Skip all navigation and go to page content
NN/LM Home About PSR | Contact PSR | Feedback |Site Map | Help

NLM Awards 18 Five-Year Grants for Informatics Training — 3 in the Pacific Southwest Region

The National Library of Medicine has announced 18 five-year grants, totaling more than $75 million, for research training in biomedical informatics, the discipline that seeks to apply computer and communications technology to the field of health. Three programs are offered in the Pacific Southwest Region: at UCLA; the University of California, Irvine; and Stanford University.

At its current group of 18 informatics programs, NLM supports nearly 300 pre-doctoral and post-doctoral trainees each year. Informatics requires knowledge of biology and medicine as well as of computer and information sciences, engineering, and human behavior. Many trainees have two mentors guiding their research. Trainees come to these programs with a range of educational and professional backgrounds; the group includes physicians, biologists, computer scientists, and engineers.

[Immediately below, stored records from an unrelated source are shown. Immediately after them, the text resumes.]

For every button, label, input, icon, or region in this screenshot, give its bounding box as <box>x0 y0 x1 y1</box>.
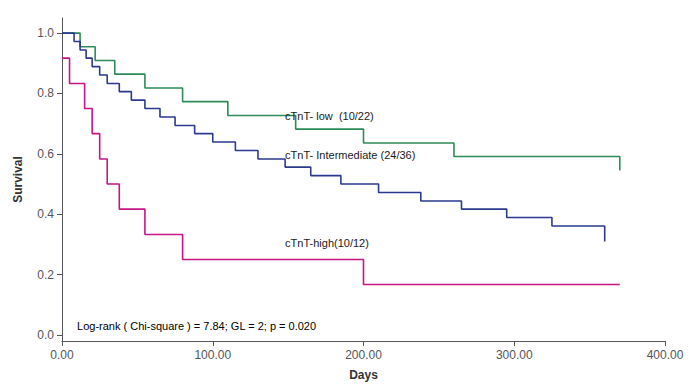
svg-text:Days: Days <box>349 368 378 382</box>
svg-text:0.4: 0.4 <box>37 207 54 221</box>
svg-text:cTnT-high(10/12): cTnT-high(10/12) <box>285 237 369 249</box>
svg-text:Survival: Survival <box>11 156 25 203</box>
svg-text:1.0: 1.0 <box>37 26 54 40</box>
svg-text:0.00: 0.00 <box>50 348 74 362</box>
svg-text:0.8: 0.8 <box>37 86 54 100</box>
svg-text:0.6: 0.6 <box>37 147 54 161</box>
svg-text:100.00: 100.00 <box>194 348 231 362</box>
svg-text:0.0: 0.0 <box>37 328 54 342</box>
svg-text:cTnT- low (10/22): cTnT- low (10/22) <box>285 110 374 122</box>
svg-text:cTnT- Intermediate (24/36): cTnT- Intermediate (24/36) <box>285 149 415 161</box>
svg-text:0.2: 0.2 <box>37 268 54 282</box>
svg-text:Log-rank ( Chi-square ) = 7.84: Log-rank ( Chi-square ) = 7.84; GL = 2; … <box>77 320 316 332</box>
svg-text:400.00: 400.00 <box>647 348 684 362</box>
svg-text:200.00: 200.00 <box>345 348 382 362</box>
svg-text:300.00: 300.00 <box>496 348 533 362</box>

Distributed geographically around the country, NLM’s informatics training programs provide graduate degrees and in-depth research experience in one or more of following areas:

  • Health care/clinical informatics (patient care, such as clinical decision support systems and multimedia electronic health records)
  • Bioinformatics and/or computational biology (genomics, proteomics, cheminformatics, systems biology and simulation/modeling of biological systems)
  • Clinical research and translational informatics (”bench to bedside” translational research, for example, the genetic factors that influence health, disease, and response to treatment)
  • Public health informatics: Applications of informatics principles and methods to areas such as “intelligent” decision support of public health agencies and practitioners, research in health behavior, health literacy and syndromic surveillance
  • Imaging and signal processing (acquisition, interpretation, and retrieval of biomedical images in support of health care or basic biomedical research)

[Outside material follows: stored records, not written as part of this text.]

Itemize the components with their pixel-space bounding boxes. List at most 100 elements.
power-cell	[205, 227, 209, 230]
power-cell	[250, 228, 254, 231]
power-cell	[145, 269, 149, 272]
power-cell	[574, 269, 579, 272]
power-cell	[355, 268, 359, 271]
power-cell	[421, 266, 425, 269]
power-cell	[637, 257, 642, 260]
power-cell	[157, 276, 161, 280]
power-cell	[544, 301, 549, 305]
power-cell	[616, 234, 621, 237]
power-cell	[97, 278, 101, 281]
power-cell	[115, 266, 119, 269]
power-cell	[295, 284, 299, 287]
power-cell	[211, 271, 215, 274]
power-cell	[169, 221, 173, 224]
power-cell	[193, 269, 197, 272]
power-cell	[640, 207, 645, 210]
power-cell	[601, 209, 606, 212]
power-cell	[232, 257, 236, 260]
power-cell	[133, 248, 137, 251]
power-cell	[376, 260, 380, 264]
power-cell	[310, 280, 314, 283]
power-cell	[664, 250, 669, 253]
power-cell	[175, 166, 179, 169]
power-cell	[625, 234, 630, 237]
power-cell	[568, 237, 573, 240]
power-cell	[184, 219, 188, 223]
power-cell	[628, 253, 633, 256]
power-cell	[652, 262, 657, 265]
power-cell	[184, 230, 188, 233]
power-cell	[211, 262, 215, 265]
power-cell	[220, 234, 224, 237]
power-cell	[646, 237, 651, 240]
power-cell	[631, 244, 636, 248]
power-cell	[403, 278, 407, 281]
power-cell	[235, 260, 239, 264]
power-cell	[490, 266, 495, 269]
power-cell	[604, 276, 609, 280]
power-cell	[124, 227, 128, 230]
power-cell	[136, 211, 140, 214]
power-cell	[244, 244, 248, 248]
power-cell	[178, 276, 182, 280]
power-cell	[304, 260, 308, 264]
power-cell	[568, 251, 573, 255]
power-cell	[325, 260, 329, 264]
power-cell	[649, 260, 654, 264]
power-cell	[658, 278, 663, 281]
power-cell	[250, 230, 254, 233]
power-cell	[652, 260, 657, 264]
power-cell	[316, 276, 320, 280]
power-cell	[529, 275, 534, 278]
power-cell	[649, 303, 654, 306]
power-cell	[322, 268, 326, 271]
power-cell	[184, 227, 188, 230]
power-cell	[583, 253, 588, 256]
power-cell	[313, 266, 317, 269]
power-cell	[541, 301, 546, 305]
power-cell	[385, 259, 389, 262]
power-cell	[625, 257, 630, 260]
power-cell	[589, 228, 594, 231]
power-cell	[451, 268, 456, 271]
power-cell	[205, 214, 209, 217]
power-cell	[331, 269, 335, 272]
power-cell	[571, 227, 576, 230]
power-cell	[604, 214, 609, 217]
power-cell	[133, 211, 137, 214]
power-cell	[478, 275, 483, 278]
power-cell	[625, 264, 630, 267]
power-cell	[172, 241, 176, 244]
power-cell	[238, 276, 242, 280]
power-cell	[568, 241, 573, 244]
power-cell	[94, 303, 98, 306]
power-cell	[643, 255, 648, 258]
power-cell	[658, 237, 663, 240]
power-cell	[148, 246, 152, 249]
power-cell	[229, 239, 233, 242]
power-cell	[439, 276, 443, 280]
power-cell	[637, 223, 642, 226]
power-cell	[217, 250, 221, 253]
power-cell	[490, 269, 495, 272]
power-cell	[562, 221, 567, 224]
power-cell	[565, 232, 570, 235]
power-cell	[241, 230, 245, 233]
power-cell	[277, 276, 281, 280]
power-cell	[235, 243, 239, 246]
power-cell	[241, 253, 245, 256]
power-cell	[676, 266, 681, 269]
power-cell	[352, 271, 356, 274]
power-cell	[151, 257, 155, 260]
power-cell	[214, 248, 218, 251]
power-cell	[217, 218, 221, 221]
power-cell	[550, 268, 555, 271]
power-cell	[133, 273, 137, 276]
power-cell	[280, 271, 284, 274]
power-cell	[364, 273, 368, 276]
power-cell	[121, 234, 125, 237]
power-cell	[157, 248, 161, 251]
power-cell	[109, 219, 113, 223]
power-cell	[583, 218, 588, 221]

The organizations funded to do this training are responsible for the selection of trainees; questions about eligibility, program specifics, and levels of support should be addressed to the programs themselves. The complete list of programs with contact information for each is available at http://www.nlm.nih.gov/ep/GrantTrainInstitute.html. The programs in our region include:

  • UCLA
    The UCLA Medical Imaging Informatics program offers Masters (M.S.) and Doctoral (Ph.D.) degrees in Biomedical Engineering for students from multiple disciplines. The program offers opportunities for 1) training in medical imaging informatics for graduate students, 2) training for medical students/residents, and 3) one to two-year training of postdoctoral fellows in research related to medical imaging informatics.
  • University of California, Irvine
    The UCI Biomedical Informatics Training Program, part of the Institute for Genomics and Bioinformatics, provides education for graduate students and postdoctoral fellows in either the computational or life sciences. Research projects are performed under the mentorship of both a life and a computational scientist.
  • Stanford
    The Biomedical Informatics Program at Stanford, administratively part of the Stanford School of Medicine, is an interdepartmental program leading to the M.S. or Ph. D. degrees in two areas, bioinformatics and medical informatics. The emphasis in these programs is on developing new informatics methods and knowledge, and a variety of informatics opportunities exist in other degree programs. A co-terminal program is also offered, affording the student training in both the undergraduate and graduate level. Undergraduate education in biomedical informatics is an option in the Biomedical Computation Major.

For more than 30 years, NLM has been the primary sponsor of biomedical informatics research training in the United States.

“NLM’s informatics training programs produce investigators trained in applying biomedical computing to improve clinical medicine, basic biomedical research, clinical and translational research, public health, and other health-related areas,” said Donald A. B. Lindberg, Director of the National Library of Medicine. “Such specialists are vital for research in such key areas as the human genome, application of genomics to treatment and diagnosis, and the use of electronic health records to improve care and reduce error.”

Editor’s Note: Adapted from NLM’s announcement of November 20, 2006, and from the web sites of the participating institutions.